Nokia To Head Symbian Development

Symbian has had a bit of a string of bad news lately, but starting today, things might just start looking up again. Major changes have been announced with regards to the Symbian Foundation and Nokia’s involvement with the platform, which all basically come down to this: Nokia is taking over development of the platform, while the Foundation focusses on licensing.

Up until now, the Foundation was responsible for developing the Symbian platform, but with the recent news that both Samsung and Sony Ericsson are winding down their Symbian line of smartphones, and thus will become less involved with the foundation, it only seems to make sense that the (by far) largest Symbian player take over development. The Foundation will now focus on licensing.

Following a strategy review, the board of the Symbian Foundation has today decided to transition the role of the non-profit organisation. The foundation will become a legal entity responsible for licensing software and other intellectual property, such as the Symbian trademark. Nokia has committed to make the future development of the Symbian platform available to the ecosystem via an alternative direct and open model.

Interesting changes, but if a recent article by Tim Ocock, former Symbian consortium employee, it might not be the best idea to hand over development of Symbian to Nokia. Ocock describes the way Symbian development took place over the years, and the picture isn’t particularly flattering.
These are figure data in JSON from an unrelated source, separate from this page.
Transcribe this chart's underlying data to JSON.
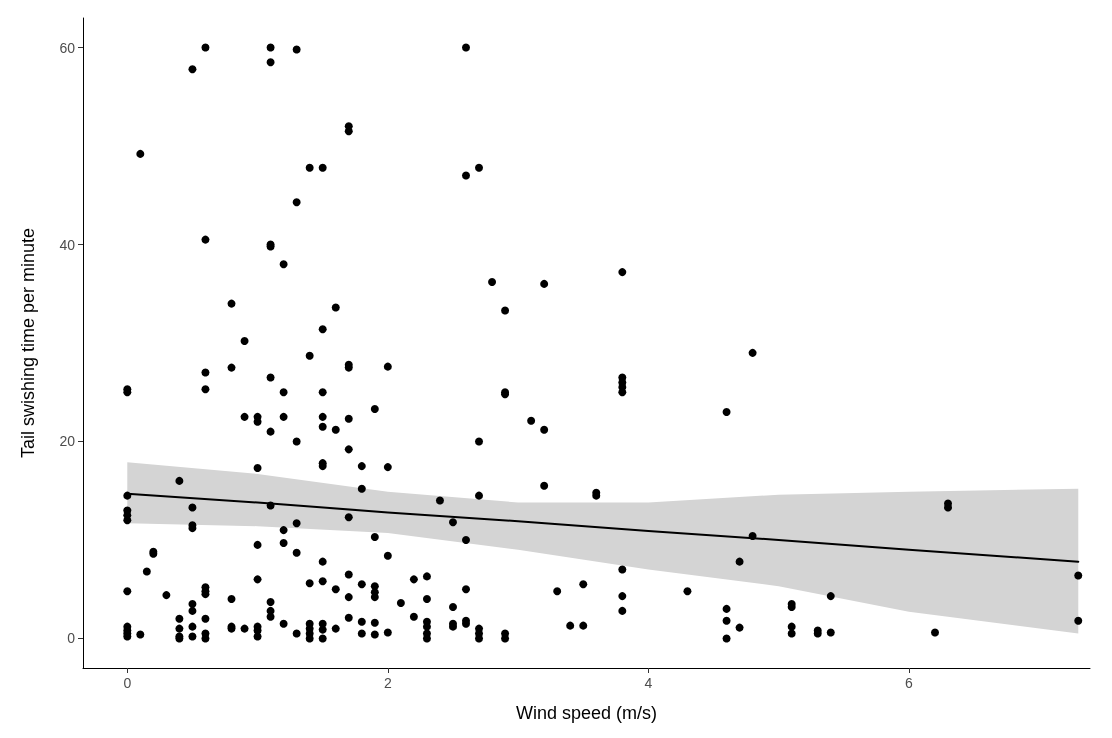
{
  "chart_data": {
    "type": "scatter",
    "xlabel": "Wind speed (m/s)",
    "ylabel": "Tail swishing time per minute",
    "xlim": [
      -0.34,
      7.39
    ],
    "xticks": [
      0,
      2,
      4,
      6
    ],
    "ylim": [
      -3,
      63
    ],
    "yticks": [
      0,
      20,
      40,
      60
    ],
    "grid": false,
    "series": [
      {
        "marker": "circle",
        "color": "#000000",
        "x": [
          0,
          0,
          0,
          0,
          0,
          0,
          0,
          0,
          0,
          0,
          0,
          0.1,
          0.1,
          0.15,
          0.2,
          0.2,
          0.3,
          0.4,
          0.4,
          0.4,
          0.4,
          0.4,
          0.5,
          0.5,
          0.5,
          0.5,
          0.5,
          0.5,
          0.5,
          0.5,
          0.6,
          0.6,
          0.6,
          0.6,
          0.6,
          0.6,
          0.6,
          0.6,
          0.6,
          0.6,
          0.8,
          0.8,
          0.8,
          0.8,
          0.8,
          0.9,
          0.9,
          0.9,
          1,
          1,
          1,
          1,
          1,
          1,
          1,
          1,
          1.1,
          1.1,
          1.1,
          1.1,
          1.1,
          1.1,
          1.1,
          1.1,
          1.1,
          1.1,
          1.2,
          1.2,
          1.2,
          1.2,
          1.2,
          1.2,
          1.3,
          1.3,
          1.3,
          1.3,
          1.3,
          1.3,
          1.4,
          1.4,
          1.4,
          1.4,
          1.4,
          1.4,
          1.4,
          1.5,
          1.5,
          1.5,
          1.5,
          1.5,
          1.5,
          1.5,
          1.5,
          1.5,
          1.5,
          1.5,
          1.5,
          1.6,
          1.6,
          1.6,
          1.6,
          1.7,
          1.7,
          1.7,
          1.7,
          1.7,
          1.7,
          1.7,
          1.7,
          1.7,
          1.7,
          1.8,
          1.8,
          1.8,
          1.8,
          1.8,
          1.9,
          1.9,
          1.9,
          1.9,
          1.9,
          1.9,
          1.9,
          2,
          2,
          2,
          2,
          2.1,
          2.2,
          2.2,
          2.3,
          2.3,
          2.3,
          2.3,
          2.3,
          2.3,
          2.4,
          2.5,
          2.5,
          2.5,
          2.5,
          2.6,
          2.6,
          2.6,
          2.6,
          2.6,
          2.6,
          2.7,
          2.7,
          2.7,
          2.7,
          2.7,
          2.7,
          2.8,
          2.9,
          2.9,
          2.9,
          2.9,
          2.9,
          3.1,
          3.2,
          3.2,
          3.2,
          3.3,
          3.4,
          3.5,
          3.5,
          3.6,
          3.6,
          3.8,
          3.8,
          3.8,
          3.8,
          3.8,
          3.8,
          3.8,
          3.8,
          4.3,
          4.6,
          4.6,
          4.6,
          4.6,
          4.7,
          4.7,
          4.8,
          4.8,
          5.1,
          5.1,
          5.1,
          5.1,
          5.3,
          5.3,
          5.4,
          5.4,
          6.2,
          6.3,
          6.3,
          7.3,
          7.3
        ],
        "values": [
          25.3,
          25,
          14.5,
          13,
          12.5,
          12,
          4.8,
          1.2,
          0.8,
          0.5,
          0.2,
          49.2,
          0.4,
          6.8,
          8.8,
          8.6,
          4.4,
          16,
          2,
          1,
          0.2,
          0,
          57.8,
          13.3,
          11.5,
          11.2,
          3.5,
          2.8,
          1.2,
          0.2,
          60,
          40.5,
          27,
          25.3,
          5.2,
          4.8,
          4.5,
          2,
          0.5,
          0,
          34,
          27.5,
          4,
          1.2,
          1,
          30.2,
          22.5,
          1,
          22.5,
          22,
          17.3,
          9.5,
          6,
          1.2,
          0.8,
          0.2,
          60,
          58.5,
          40,
          39.8,
          26.5,
          21,
          13.5,
          3.7,
          2.8,
          2.2,
          38,
          25,
          22.5,
          11,
          9.7,
          1.5,
          59.8,
          44.3,
          20,
          11.7,
          8.7,
          0.5,
          47.8,
          28.7,
          5.6,
          1.5,
          1,
          0.5,
          0,
          47.8,
          31.4,
          25,
          22.5,
          21.5,
          17.8,
          17.5,
          7.8,
          5.8,
          1.5,
          0.9,
          0,
          33.6,
          21.2,
          5,
          1,
          52,
          51.5,
          27.8,
          27.5,
          22.3,
          19.2,
          12.3,
          6.5,
          4.2,
          2.1,
          17.5,
          15.2,
          5.5,
          1.7,
          0.5,
          23.3,
          10.3,
          5.3,
          4.7,
          4.2,
          1.6,
          0.4,
          27.6,
          17.4,
          8.4,
          0.6,
          3.6,
          6,
          2.2,
          6.3,
          4,
          1.7,
          1.2,
          0.5,
          0,
          14,
          11.8,
          3.2,
          1.5,
          1.2,
          60,
          47,
          10,
          5,
          1.8,
          1.5,
          47.8,
          20,
          14.5,
          1,
          0.5,
          0,
          36.2,
          33.3,
          25,
          24.8,
          0.5,
          0,
          22.1,
          36,
          21.2,
          15.5,
          4.8,
          1.3,
          5.5,
          1.3,
          14.8,
          14.5,
          37.2,
          26.5,
          26,
          25.5,
          25,
          7,
          4.3,
          2.8,
          4.8,
          23,
          3,
          1.8,
          0,
          7.8,
          1.1,
          29,
          10.4,
          3.5,
          3.2,
          1.2,
          0.5,
          0.8,
          0.5,
          4.3,
          0.6,
          0.6,
          13.7,
          13.3,
          6.4,
          1.8
        ]
      },
      {
        "type": "line",
        "color": "#000000",
        "x": [
          0,
          1,
          2,
          3,
          4,
          5,
          6,
          7.3
        ],
        "values": [
          14.7,
          13.8,
          12.8,
          11.9,
          10.9,
          10.0,
          9.0,
          7.8
        ],
        "lower": [
          11.7,
          11.4,
          10.7,
          9.0,
          7.0,
          5.3,
          2.7,
          0.5
        ],
        "upper": [
          17.9,
          16.7,
          14.9,
          13.8,
          13.8,
          14.6,
          14.9,
          15.2
        ]
      }
    ]
  }
}
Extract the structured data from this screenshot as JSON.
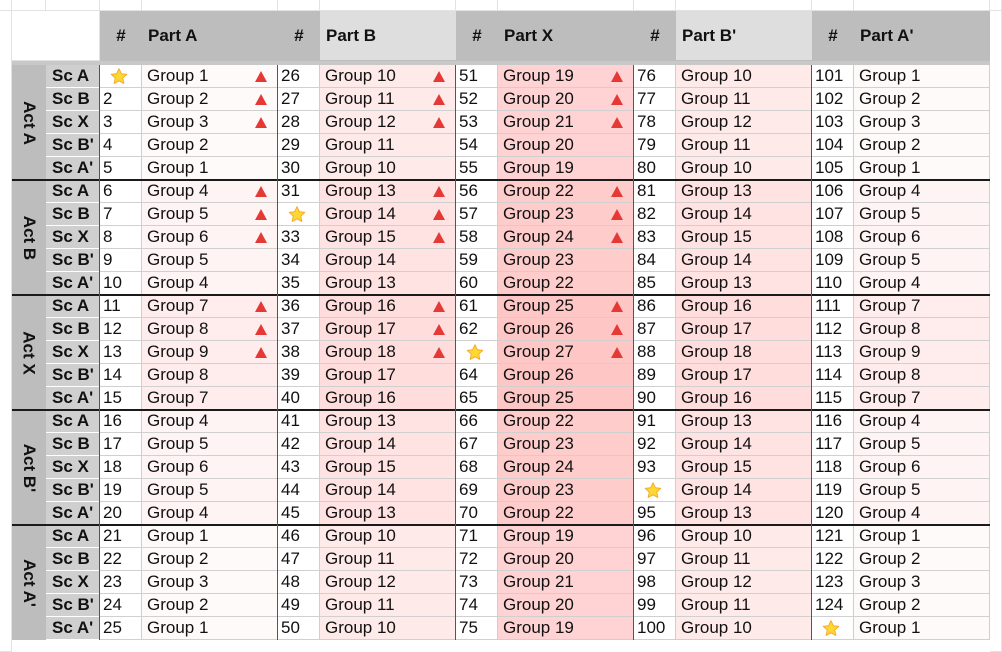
{
  "part_headers": [
    {
      "num_label": "#",
      "part_label": "Part A"
    },
    {
      "num_label": "#",
      "part_label": "Part B"
    },
    {
      "num_label": "#",
      "part_label": "Part X"
    },
    {
      "num_label": "#",
      "part_label": "Part B'"
    },
    {
      "num_label": "#",
      "part_label": "Part A'"
    }
  ],
  "acts": [
    {
      "label": "Act A",
      "scenes": [
        "Sc A",
        "Sc B",
        "Sc X",
        "Sc B'",
        "Sc A'"
      ]
    },
    {
      "label": "Act B",
      "scenes": [
        "Sc A",
        "Sc B",
        "Sc X",
        "Sc B'",
        "Sc A'"
      ]
    },
    {
      "label": "Act X",
      "scenes": [
        "Sc A",
        "Sc B",
        "Sc X",
        "Sc B'",
        "Sc A'"
      ]
    },
    {
      "label": "Act B'",
      "scenes": [
        "Sc A",
        "Sc B",
        "Sc X",
        "Sc B'",
        "Sc A'"
      ]
    },
    {
      "label": "Act A'",
      "scenes": [
        "Sc A",
        "Sc B",
        "Sc X",
        "Sc B'",
        "Sc A'"
      ]
    }
  ],
  "rows": [
    [
      "",
      "Group 1",
      "26",
      "Group 10",
      "51",
      "Group 19",
      "76",
      "Group 10",
      "101",
      "Group 1"
    ],
    [
      "2",
      "Group 2",
      "27",
      "Group 11",
      "52",
      "Group 20",
      "77",
      "Group 11",
      "102",
      "Group 2"
    ],
    [
      "3",
      "Group 3",
      "28",
      "Group 12",
      "53",
      "Group 21",
      "78",
      "Group 12",
      "103",
      "Group 3"
    ],
    [
      "4",
      "Group 2",
      "29",
      "Group 11",
      "54",
      "Group 20",
      "79",
      "Group 11",
      "104",
      "Group 2"
    ],
    [
      "5",
      "Group 1",
      "30",
      "Group 10",
      "55",
      "Group 19",
      "80",
      "Group 10",
      "105",
      "Group 1"
    ],
    [
      "6",
      "Group 4",
      "31",
      "Group 13",
      "56",
      "Group 22",
      "81",
      "Group 13",
      "106",
      "Group 4"
    ],
    [
      "7",
      "Group 5",
      "",
      "Group 14",
      "57",
      "Group 23",
      "82",
      "Group 14",
      "107",
      "Group 5"
    ],
    [
      "8",
      "Group 6",
      "33",
      "Group 15",
      "58",
      "Group 24",
      "83",
      "Group 15",
      "108",
      "Group 6"
    ],
    [
      "9",
      "Group 5",
      "34",
      "Group 14",
      "59",
      "Group 23",
      "84",
      "Group 14",
      "109",
      "Group 5"
    ],
    [
      "10",
      "Group 4",
      "35",
      "Group 13",
      "60",
      "Group 22",
      "85",
      "Group 13",
      "110",
      "Group 4"
    ],
    [
      "11",
      "Group 7",
      "36",
      "Group 16",
      "61",
      "Group 25",
      "86",
      "Group 16",
      "111",
      "Group 7"
    ],
    [
      "12",
      "Group 8",
      "37",
      "Group 17",
      "62",
      "Group 26",
      "87",
      "Group 17",
      "112",
      "Group 8"
    ],
    [
      "13",
      "Group 9",
      "38",
      "Group 18",
      "",
      "Group 27",
      "88",
      "Group 18",
      "113",
      "Group 9"
    ],
    [
      "14",
      "Group 8",
      "39",
      "Group 17",
      "64",
      "Group 26",
      "89",
      "Group 17",
      "114",
      "Group 8"
    ],
    [
      "15",
      "Group 7",
      "40",
      "Group 16",
      "65",
      "Group 25",
      "90",
      "Group 16",
      "115",
      "Group 7"
    ],
    [
      "16",
      "Group 4",
      "41",
      "Group 13",
      "66",
      "Group 22",
      "91",
      "Group 13",
      "116",
      "Group 4"
    ],
    [
      "17",
      "Group 5",
      "42",
      "Group 14",
      "67",
      "Group 23",
      "92",
      "Group 14",
      "117",
      "Group 5"
    ],
    [
      "18",
      "Group 6",
      "43",
      "Group 15",
      "68",
      "Group 24",
      "93",
      "Group 15",
      "118",
      "Group 6"
    ],
    [
      "19",
      "Group 5",
      "44",
      "Group 14",
      "69",
      "Group 23",
      "",
      "Group 14",
      "119",
      "Group 5"
    ],
    [
      "20",
      "Group 4",
      "45",
      "Group 13",
      "70",
      "Group 22",
      "95",
      "Group 13",
      "120",
      "Group 4"
    ],
    [
      "21",
      "Group 1",
      "46",
      "Group 10",
      "71",
      "Group 19",
      "96",
      "Group 10",
      "121",
      "Group 1"
    ],
    [
      "22",
      "Group 2",
      "47",
      "Group 11",
      "72",
      "Group 20",
      "97",
      "Group 11",
      "122",
      "Group 2"
    ],
    [
      "23",
      "Group 3",
      "48",
      "Group 12",
      "73",
      "Group 21",
      "98",
      "Group 12",
      "123",
      "Group 3"
    ],
    [
      "24",
      "Group 2",
      "49",
      "Group 11",
      "74",
      "Group 20",
      "99",
      "Group 11",
      "124",
      "Group 2"
    ],
    [
      "25",
      "Group 1",
      "50",
      "Group 10",
      "75",
      "Group 19",
      "100",
      "Group 10",
      "",
      "Group 1"
    ]
  ],
  "stars": [
    {
      "row": 0,
      "part": 0
    },
    {
      "row": 6,
      "part": 1
    },
    {
      "row": 12,
      "part": 2
    },
    {
      "row": 18,
      "part": 3
    },
    {
      "row": 24,
      "part": 4
    }
  ],
  "triangles": [
    {
      "part": 0,
      "rows": [
        0,
        1,
        2,
        5,
        6,
        7,
        10,
        11,
        12
      ]
    },
    {
      "part": 1,
      "rows": [
        0,
        1,
        2,
        5,
        6,
        7,
        10,
        11,
        12
      ]
    },
    {
      "part": 2,
      "rows": [
        0,
        1,
        2,
        5,
        6,
        7,
        10,
        11,
        12
      ]
    }
  ],
  "colors": {
    "header_num": "#bdbdbd",
    "header_part": [
      "#bdbdbd",
      "#dedede",
      "#bdbdbd",
      "#dedede",
      "#bdbdbd"
    ],
    "act_bg": "#bdbdbd",
    "scene_bg": "#cfcfcf",
    "triangle": "#e53935",
    "star": "#fdd835",
    "star_stroke": "#f9a825",
    "grid": "#e2e2e2",
    "act_divider": "#1a1a1a"
  }
}
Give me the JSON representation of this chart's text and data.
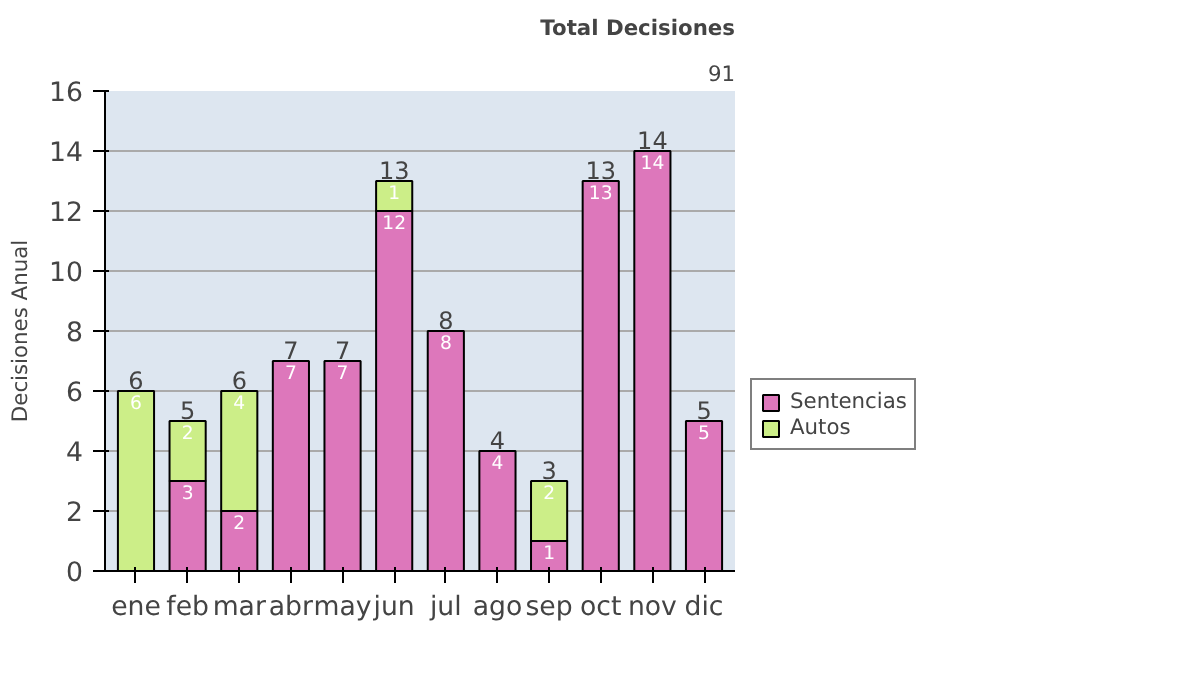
{
  "chart_data": {
    "type": "bar",
    "stacked": true,
    "ylabel": "Decisiones Anual",
    "categories": [
      "ene",
      "feb",
      "mar",
      "abr",
      "may",
      "jun",
      "jul",
      "ago",
      "sep",
      "oct",
      "nov",
      "dic"
    ],
    "series": [
      {
        "name": "Sentencias",
        "color": "#dd77bb",
        "values": [
          0,
          3,
          2,
          7,
          7,
          12,
          8,
          4,
          1,
          13,
          14,
          5
        ],
        "value_labels": [
          null,
          "3",
          "2",
          "7",
          "7",
          "12",
          "8",
          "4",
          "1",
          "13",
          "14",
          "5"
        ]
      },
      {
        "name": "Autos",
        "color": "#ccee88",
        "values": [
          6,
          2,
          4,
          0,
          0,
          1,
          0,
          0,
          2,
          0,
          0,
          0
        ],
        "value_labels": [
          "6",
          "2",
          "4",
          null,
          null,
          "1",
          null,
          null,
          "2",
          null,
          null,
          null
        ]
      }
    ],
    "totals": [
      "6",
      "5",
      "6",
      "7",
      "7",
      "13",
      "8",
      "4",
      "3",
      "13",
      "14",
      "5"
    ],
    "ylim": [
      0,
      16
    ],
    "yticks": [
      0,
      2,
      4,
      6,
      8,
      10,
      12,
      14,
      16
    ],
    "grid": "y",
    "legend": "right",
    "annotations": [
      "Total Decisiones",
      "91"
    ]
  }
}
“The real root of the development problem with Symbian, was that the APIs and tools roadmap were driven by the needs of kernel engineers and system integrators,” he details, “It was not unusual to hear it spoken by senior staff that there would never be a market for after-market apps and games, so why support third party developers?”

“‘Easy API’ projects, to make phonecalls or send messages in less than 20 lines of code, were started and never finished. The Psion OPL language was briefly resurrected, as its BASIC like syntax had led to a thriving third party apps ecosystem on the original Series 5. A suggestion to extend Java beyond the usability constraints and limited API of J2ME was shot down without a second thought,” he continues, “Each died quickly, Symbian’s engineering department forbidden to put resources on activities not authorised by product management. In turn, unlike at Palm, or Android today, there was no product manager representing the needs of third party developers.”

If Nokia approaches development like this once more, then Symbian won’t crawl out of the dark place it is in now. The key – as far as I see it – is Qt, and it seems like Nokia has seen the light there.